Father by creation; and again, by redemp tion, by redeeming, or saving us from everlasting death, by the ever-blessed Saviour of the world. We say, which art in Heaven, because Heaven is the place, where he shews himself more particularly to angels and archangels, and to all the blessed spirits, who surround his throne. God, my brethren, is every where: he sees and knows what you and I think, and say, and do every moment of our lives. We can go no where and be without God. He is about our path by day, and about our bed by night, and spieth out all our ways. But Heaven is the place where he is seen, loved, and worshipped, where ten thousand times ten thousand, and thousands of thousands, beings pure from all sin and evil, worship him, saying, Glory, and honour, and praise, be unto Him that sitteth on the throne for ever and ever. The highest angel veils his face before Him, because he cannot look up to such glory and live. We say, Our Father, to shew that he is the Father

of all mankind, that we are all his creatures, all brothers and sisters, sprung from the same ancestors made out of the same dust, and however high or low, going to the same dust, in the grave together. When we say, Our Father, we should say it, with a love to all men, with an hearty desire for their well-being, and with a wish, that God would be their own God for ever and ever.

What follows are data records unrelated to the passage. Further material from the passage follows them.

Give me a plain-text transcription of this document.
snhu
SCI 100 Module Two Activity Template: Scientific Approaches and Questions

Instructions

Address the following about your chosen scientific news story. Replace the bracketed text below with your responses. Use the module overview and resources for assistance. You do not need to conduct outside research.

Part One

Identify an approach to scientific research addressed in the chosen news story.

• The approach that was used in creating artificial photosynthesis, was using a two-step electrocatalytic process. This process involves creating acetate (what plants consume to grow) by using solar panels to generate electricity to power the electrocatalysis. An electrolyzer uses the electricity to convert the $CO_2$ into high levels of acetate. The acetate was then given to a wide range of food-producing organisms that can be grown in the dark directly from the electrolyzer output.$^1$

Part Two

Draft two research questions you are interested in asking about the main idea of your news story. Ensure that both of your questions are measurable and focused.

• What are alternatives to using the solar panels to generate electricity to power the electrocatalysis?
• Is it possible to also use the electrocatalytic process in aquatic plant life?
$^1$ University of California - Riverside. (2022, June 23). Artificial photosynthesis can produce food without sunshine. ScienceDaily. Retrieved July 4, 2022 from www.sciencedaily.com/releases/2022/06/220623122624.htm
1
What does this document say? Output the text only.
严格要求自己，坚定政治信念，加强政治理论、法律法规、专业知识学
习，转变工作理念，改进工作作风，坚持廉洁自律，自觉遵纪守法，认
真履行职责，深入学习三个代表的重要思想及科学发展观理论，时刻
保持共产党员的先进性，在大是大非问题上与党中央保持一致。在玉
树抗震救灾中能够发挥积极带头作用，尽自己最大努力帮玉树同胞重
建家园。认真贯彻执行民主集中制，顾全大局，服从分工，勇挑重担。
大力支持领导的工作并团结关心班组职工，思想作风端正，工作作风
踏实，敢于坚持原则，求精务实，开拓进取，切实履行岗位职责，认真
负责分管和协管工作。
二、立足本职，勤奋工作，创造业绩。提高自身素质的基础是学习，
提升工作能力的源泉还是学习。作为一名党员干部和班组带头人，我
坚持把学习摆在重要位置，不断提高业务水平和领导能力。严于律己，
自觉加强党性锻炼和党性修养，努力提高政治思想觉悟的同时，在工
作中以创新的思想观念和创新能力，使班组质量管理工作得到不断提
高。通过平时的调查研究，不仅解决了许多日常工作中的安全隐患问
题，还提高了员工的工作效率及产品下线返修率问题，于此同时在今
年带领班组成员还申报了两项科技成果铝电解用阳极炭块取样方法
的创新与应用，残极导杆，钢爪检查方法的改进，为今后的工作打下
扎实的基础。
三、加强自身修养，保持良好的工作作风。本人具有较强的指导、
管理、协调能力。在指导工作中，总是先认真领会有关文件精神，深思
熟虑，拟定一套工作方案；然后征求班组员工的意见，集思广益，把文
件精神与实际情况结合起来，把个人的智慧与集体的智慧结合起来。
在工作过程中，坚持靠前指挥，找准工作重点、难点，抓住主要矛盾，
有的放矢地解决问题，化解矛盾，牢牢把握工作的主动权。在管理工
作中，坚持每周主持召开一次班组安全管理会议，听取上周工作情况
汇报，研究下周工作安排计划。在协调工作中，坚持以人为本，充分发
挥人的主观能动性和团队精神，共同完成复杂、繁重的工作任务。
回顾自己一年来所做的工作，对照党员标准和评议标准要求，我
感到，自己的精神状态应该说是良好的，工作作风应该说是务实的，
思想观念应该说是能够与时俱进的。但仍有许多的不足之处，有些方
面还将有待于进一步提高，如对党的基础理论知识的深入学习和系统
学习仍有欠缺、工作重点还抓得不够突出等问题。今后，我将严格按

Remember, then, when you say, Our Father, which art in Heaven, that you mean this God, who has made and redeemed us, and all mankind, who has pardoned our sins for Jesus Christ's sake, and given us again the hope and the power of obtaining thy favour, O God, who seest and knowest all things, but whose throne is in Heaven, and who shewest thyself in all thy glory, and in all thy holiness, to the order of angels and archangels, cherubim, and seraphim, high, great, and adorable art thou.